= Executive director =

Managing director of an organization

Executive director is commonly the title of the chief executive officer (CEO) of a company, a nonprofit organization, government agency or international organization.

It generally has the same meaning as CEO or managing director.

The title may also be used by a member of a board of directors for a corporation, such as a company, cooperative or nongovernmental organization, who usually holds a specific managerial position with the corporation. In this context the role is usually contrasted with a non-executive director who usually holds no executive, managerial role with the corporation, but purely an advisory role.

There is much national and cultural variation in the exact definition of an executive director.

== United Nations ==
The title is used for the chief executive officer of several UN agencies, such as UN Women.

== United States ==

The title is widely used in North American not-for-profit organizations, though many United States nonprofits have adopted the title president or CEO.

Confusion can arise because the words executive and director occur both in this title and in titles of various members of some organizations' boards of directors.

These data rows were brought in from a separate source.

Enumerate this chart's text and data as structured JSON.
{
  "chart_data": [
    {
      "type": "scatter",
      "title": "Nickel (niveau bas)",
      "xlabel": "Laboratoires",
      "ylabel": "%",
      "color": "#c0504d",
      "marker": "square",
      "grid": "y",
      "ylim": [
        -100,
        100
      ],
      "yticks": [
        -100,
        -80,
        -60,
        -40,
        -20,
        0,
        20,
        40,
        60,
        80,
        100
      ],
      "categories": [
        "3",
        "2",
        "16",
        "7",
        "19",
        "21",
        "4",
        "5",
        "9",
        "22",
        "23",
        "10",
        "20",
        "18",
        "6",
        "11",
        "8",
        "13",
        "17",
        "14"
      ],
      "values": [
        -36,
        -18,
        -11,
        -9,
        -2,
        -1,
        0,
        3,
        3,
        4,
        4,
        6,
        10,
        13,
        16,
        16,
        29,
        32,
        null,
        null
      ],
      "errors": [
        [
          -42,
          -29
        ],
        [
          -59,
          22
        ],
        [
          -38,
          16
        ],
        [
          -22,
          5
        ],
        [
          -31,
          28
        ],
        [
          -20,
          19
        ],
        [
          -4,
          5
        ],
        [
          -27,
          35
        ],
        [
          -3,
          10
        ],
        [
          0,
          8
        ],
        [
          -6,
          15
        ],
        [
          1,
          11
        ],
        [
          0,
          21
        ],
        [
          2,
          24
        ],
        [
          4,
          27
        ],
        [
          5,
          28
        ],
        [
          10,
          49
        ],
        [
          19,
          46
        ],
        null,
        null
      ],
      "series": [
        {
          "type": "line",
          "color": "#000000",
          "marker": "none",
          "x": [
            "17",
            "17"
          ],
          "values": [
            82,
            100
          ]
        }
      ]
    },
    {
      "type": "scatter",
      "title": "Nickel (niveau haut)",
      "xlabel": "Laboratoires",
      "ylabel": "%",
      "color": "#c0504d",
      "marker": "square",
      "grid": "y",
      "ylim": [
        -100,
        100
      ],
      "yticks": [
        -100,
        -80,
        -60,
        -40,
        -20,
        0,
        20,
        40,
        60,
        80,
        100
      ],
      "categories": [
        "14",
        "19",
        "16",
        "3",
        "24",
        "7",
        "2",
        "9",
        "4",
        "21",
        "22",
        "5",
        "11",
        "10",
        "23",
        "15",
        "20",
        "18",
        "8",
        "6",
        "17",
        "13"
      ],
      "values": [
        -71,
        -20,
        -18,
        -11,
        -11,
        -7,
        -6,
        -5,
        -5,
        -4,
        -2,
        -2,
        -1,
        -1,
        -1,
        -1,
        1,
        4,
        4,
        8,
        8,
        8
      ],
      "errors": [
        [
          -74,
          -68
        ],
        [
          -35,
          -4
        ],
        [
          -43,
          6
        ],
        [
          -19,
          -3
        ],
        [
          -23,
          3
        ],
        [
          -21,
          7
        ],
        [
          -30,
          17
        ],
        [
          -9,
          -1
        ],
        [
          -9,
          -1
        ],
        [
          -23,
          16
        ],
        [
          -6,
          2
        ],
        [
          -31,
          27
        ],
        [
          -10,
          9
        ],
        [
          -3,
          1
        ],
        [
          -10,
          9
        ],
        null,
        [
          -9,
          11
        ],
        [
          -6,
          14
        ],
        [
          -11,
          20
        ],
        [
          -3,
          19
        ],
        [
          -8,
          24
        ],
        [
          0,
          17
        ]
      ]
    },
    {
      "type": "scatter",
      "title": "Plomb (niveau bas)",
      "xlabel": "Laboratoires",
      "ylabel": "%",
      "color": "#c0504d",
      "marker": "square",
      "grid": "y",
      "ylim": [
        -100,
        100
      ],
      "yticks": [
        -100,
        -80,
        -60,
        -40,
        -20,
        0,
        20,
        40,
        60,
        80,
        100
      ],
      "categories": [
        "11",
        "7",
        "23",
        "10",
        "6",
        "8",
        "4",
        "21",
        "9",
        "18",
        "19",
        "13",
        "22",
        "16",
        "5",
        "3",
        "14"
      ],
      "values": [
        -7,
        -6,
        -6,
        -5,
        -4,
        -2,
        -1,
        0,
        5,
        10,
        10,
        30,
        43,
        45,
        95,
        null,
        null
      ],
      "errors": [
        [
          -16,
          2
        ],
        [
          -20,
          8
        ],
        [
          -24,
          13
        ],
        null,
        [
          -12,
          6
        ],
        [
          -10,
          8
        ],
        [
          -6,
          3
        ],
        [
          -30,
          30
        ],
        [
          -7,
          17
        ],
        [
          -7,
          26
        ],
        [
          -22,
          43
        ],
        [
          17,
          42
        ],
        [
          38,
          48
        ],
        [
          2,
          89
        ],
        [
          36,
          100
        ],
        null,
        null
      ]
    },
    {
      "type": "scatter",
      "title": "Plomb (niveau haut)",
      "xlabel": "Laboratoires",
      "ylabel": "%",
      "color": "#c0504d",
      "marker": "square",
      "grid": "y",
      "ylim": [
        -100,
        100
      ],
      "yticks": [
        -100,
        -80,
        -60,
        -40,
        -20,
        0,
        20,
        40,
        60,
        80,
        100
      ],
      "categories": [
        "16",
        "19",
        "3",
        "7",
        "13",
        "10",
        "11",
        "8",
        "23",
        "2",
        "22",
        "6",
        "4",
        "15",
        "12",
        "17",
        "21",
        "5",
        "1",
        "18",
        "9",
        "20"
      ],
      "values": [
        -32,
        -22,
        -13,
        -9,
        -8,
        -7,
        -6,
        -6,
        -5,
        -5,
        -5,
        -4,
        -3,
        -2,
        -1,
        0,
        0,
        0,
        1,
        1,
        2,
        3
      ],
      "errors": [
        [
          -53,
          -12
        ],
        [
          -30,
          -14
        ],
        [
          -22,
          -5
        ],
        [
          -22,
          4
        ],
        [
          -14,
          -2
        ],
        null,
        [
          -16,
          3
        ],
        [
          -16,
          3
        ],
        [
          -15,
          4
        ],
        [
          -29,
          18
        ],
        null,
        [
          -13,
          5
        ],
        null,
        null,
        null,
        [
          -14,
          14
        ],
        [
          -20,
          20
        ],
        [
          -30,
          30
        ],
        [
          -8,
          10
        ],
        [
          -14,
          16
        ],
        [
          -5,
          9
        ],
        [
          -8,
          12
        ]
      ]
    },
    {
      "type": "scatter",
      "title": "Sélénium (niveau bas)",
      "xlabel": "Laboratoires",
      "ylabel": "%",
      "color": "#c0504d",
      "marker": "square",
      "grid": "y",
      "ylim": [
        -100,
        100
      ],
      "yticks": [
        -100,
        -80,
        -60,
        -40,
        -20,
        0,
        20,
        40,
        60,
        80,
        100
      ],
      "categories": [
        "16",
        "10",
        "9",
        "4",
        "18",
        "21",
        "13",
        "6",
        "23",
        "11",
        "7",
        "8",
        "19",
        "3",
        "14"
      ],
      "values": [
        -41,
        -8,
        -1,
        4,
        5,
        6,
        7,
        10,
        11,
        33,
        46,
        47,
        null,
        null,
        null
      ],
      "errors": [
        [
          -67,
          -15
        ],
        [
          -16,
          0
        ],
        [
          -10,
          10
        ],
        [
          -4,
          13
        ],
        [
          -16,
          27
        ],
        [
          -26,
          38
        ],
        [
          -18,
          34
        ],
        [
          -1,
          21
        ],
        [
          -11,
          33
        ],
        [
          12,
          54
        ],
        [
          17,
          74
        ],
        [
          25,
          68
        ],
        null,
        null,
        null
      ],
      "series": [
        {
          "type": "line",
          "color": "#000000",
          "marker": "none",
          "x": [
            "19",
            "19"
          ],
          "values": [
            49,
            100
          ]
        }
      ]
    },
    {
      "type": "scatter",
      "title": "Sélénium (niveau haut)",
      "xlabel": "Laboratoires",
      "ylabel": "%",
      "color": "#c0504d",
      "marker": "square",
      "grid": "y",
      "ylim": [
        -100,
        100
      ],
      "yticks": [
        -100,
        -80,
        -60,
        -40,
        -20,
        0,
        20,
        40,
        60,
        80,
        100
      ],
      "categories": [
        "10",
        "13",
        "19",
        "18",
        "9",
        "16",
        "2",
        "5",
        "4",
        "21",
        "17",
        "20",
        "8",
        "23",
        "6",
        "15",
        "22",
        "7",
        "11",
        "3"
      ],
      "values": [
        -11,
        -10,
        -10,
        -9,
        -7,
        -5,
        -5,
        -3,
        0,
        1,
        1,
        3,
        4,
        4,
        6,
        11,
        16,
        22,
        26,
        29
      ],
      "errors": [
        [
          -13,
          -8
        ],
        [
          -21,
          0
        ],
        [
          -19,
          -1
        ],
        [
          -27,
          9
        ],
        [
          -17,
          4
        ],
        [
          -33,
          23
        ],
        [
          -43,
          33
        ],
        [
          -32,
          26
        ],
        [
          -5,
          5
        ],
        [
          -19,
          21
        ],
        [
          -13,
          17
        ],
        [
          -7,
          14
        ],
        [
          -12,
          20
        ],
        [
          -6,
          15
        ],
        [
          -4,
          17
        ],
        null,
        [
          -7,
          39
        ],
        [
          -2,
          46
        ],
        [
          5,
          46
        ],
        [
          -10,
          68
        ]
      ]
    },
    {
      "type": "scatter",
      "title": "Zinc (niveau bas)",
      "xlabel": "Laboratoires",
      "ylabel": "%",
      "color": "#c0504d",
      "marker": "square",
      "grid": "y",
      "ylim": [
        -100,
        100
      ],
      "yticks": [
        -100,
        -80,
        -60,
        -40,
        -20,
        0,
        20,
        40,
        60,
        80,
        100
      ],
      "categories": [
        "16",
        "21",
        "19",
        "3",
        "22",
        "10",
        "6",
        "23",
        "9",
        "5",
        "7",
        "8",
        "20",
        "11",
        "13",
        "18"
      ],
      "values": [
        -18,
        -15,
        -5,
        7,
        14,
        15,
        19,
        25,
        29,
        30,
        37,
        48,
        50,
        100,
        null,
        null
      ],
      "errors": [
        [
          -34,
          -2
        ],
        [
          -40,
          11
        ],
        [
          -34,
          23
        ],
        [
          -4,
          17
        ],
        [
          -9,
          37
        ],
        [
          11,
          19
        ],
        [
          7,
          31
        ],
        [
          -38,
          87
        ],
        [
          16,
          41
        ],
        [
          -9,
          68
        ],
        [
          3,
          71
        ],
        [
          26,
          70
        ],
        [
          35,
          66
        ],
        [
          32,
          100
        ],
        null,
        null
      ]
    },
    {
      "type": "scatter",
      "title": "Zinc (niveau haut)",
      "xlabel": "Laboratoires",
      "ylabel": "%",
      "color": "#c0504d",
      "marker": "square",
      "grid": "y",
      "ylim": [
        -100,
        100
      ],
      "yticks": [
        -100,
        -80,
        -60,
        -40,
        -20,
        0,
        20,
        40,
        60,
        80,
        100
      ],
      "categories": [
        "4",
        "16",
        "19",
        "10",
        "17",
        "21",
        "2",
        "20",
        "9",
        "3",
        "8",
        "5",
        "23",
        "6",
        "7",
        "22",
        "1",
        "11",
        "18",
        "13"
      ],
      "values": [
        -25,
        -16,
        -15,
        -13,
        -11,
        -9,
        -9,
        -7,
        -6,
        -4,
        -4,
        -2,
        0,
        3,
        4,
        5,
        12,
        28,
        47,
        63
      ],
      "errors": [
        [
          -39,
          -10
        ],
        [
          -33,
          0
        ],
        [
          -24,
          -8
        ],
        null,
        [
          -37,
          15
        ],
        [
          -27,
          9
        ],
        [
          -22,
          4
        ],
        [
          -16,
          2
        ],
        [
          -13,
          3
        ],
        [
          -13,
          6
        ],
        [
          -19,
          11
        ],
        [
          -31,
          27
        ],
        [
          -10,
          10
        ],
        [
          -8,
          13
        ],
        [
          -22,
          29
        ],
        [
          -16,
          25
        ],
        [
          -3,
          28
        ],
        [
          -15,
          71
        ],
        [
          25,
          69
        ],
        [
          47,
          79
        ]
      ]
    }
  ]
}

In the US nonprofit sector, the executive director role is the highest ranking position within the organization. It corresponds to a CEO position in a for-profit corporation.

===Role===
The role of the executive director is to design, develop and implement strategic plans for the organization in a manner that is both cost and time-efficient. The executive director is also responsible for the day-to-day operation of the organization, which includes managing committees and staff as well as developing business plans in collaboration with the board. In essence, the board grants the executive director the authority to run the organization. The executive director is accountable to the board of directors and reports to the board on a regular basis as defined by the organization's bylaws. The board sets the vision through a high-level strategic plan, but it is the role of the executive director to create implementation plans that support the strategic plan.

The executive director is a leadership role for an organization and often fulfills a motivational role in addition to office-based work. Executive directors motivate and mentor members, volunteers, and staff, and may chair meetings. The executive director leads the organization and develops its organizational culture.

== United Kingdom (UK) ==

In the UK, an executive director is a member of a board who is also an employee with a senior role. It is common for boards to have several executive directors, e.g. for different departments.

There is no legal difference between the duties of an executive and a non-executive director (NXD or NED), but there are considerable differences in the expectations associated with the role.